Concepts centered on regionalized medical checks, with teams allowed to send one or two people (either doctors or trainers) each to attend. Teams made clear to the NFL that the gathering of medical information was the one piece of the combine that was most vital and hardest for them to replicate independently. The likelihood now is the NFL will have the checks at hospitals in places where large numbers of players are doing combine prep—like Florida, California, Arizona and Texas (85 percent of prospects are working out in those four states)—to cut down on players’ travel. Also worth noting: many team docs traveling to those sites will have been vaccinated.

As for the variety of drills and performance measurements that have led to the Combine being dubbed the Underwear Olympics, that will almost certainly be done at college campuses across the nation.

More formalized pro days to replace the lost workouts. This would mean either team or league officials conducting drills and testing on campus, with everything standardized and information dispersed as it would be at the combine.

Most of the rest of the impacts have already been experienced, as the cancellation of pre-draft visits was among the first precautions the league enforced last year. In that regard, the Cowboys seemed to do well, resulting in a draft class that produced four rookie starters during the season - five, if you count Ben DiNucci’s lone game, which we try to avoid.

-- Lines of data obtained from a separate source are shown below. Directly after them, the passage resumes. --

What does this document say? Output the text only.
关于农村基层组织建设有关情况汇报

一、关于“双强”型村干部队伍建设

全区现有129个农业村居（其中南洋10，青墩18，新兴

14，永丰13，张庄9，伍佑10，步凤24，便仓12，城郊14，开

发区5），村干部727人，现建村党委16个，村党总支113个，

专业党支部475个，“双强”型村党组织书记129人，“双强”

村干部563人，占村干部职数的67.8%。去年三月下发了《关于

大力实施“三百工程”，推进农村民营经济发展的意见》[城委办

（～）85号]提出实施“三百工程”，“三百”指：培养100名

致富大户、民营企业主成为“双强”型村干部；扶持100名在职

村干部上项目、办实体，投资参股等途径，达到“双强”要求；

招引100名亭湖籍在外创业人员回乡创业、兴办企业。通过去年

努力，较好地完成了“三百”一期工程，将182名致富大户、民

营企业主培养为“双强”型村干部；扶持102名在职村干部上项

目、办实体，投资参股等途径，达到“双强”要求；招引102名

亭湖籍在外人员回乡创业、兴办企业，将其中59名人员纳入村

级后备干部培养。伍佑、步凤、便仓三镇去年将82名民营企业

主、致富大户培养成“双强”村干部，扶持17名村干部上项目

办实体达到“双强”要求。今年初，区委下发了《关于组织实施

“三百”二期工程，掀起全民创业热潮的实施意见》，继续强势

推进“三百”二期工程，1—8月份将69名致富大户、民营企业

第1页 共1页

There is still hope that things could improve enough to allow other offseason activities to be reinstated, like minicamps and OTAs. However, there are warning signs that we may still be a long way from that happening with the pandemic still raging.

The Cowboys, and the entire league, have to plan for the worst case scenario of doing things the same way they did last year. It turned into a lost season for Dallas, and now they have to be ready to go through installing yet another defense under extremely limiting conditions. Even worse, if Kellen Moore is lured away by the Philadelphia Eagles to try and fix the dysfunctional situation there, including a quarterback who apparently at least partially self-inflicted his own meltdown last year, they will be forced to do so on both sides of the ball.

There is some hope that Dan Quinn’s defense will be less complicated and easier to install, relying on concepts that most of the veterans are familiar with from the pre-Mike Nolan days. And Mike McCarthy would likely take the lead if Moore does make a risky jump into the fetid waters of the Philadelphia organization. He might even take the offensive coordinator job and/or play-calling himself. His intimate familiarity with what the team did last year would be ameliorating.

Still, the loss of a second offseason, or significant cutbacks from what we were accustomed to, is a major challenge. It will at best hamper things this year, and at worse could have some of the same carryover effects that helped mire the Cowboys in the nether reaches of the standings in 2020.